Counting Miracles
- First edition cover
- Author: Nicholas Sparks
- Audio read by: Holter Graham
- Language: English
- Publisher: Random House
- Publication date: September 24, 2024
- Publication place: New York
- Media type: Print
- Pages: 368
- ISBN: 9780593449592 (hardcover first edition)

= Counting Miracles =

2024 novel by Nicholas Sparks

Counting Miracles is a novel written by Nicholas Sparks. It was published on September 24, 2024, by Random House.

== Plot ==
After his grandmother reveals his biological father's name, ex-Ranger Tanner Hughes goes in search of him to Asheboro, North Carolina, where he encounters single mother Kaitlyn Cooper.

==Reception==
The novel debuted at number one on The New York Times combined fiction best-seller list for the week ending September 28, 2024. It was Sparks's 20th book to top the chart.
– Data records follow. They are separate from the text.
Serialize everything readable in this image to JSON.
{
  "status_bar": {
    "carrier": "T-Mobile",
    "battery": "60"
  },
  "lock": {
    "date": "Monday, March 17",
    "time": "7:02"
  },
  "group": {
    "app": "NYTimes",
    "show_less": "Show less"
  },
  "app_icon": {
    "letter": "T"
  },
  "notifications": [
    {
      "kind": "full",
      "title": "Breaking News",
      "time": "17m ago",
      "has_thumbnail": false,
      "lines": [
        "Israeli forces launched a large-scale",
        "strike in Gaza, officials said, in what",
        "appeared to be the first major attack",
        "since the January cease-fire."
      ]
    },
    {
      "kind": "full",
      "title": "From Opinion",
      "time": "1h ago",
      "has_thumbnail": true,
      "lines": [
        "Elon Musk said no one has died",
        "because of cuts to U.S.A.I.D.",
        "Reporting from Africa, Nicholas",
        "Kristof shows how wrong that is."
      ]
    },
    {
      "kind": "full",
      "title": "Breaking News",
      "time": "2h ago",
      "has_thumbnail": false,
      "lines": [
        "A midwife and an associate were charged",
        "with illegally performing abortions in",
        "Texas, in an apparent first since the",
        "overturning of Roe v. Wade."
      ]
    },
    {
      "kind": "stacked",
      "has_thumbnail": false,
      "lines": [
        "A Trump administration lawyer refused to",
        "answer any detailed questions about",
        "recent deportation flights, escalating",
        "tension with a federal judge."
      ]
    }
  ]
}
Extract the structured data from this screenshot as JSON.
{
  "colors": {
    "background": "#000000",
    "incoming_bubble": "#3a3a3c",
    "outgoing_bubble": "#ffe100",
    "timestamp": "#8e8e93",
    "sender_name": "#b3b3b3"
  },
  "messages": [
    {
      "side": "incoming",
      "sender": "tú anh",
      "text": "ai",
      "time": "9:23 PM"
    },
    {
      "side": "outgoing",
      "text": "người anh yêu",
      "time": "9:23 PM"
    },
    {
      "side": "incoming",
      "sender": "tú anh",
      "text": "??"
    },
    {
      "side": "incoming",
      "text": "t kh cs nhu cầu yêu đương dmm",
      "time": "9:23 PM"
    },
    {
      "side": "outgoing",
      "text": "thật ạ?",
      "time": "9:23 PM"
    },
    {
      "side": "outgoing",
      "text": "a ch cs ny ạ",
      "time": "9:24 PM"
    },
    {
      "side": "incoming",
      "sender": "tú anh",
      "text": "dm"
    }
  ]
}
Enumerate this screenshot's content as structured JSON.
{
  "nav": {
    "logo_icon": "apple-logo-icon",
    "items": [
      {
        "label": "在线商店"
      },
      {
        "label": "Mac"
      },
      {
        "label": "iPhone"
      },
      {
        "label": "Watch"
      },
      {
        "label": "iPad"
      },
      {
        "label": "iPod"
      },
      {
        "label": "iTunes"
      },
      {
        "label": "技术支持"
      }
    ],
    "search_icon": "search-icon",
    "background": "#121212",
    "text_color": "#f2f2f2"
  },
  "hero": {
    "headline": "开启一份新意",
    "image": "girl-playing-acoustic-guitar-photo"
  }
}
Publishers Weekly wrote that Sparks "enriches Kaitlyn and Tanner's love story with a striking supporting cast" and delivers an "emotionally satisfying finale" to the mystery of Tanner's father.

==Film adaptation==
In October 2024, it was announced that Amazon MGM Studios would develop a film adaptation of Counting Miracles. Alan Ritchson, who will star in the lead role as part of his three-picture acting deal with the company, will also produce the film through his AllyCat Entertainment company alongside Dan Spilo of Industry Entertainment; Denise Di Novi and Margaret French Isaac of Di Novi Pictures; and Sparks' longtime producing partner Theresa Park.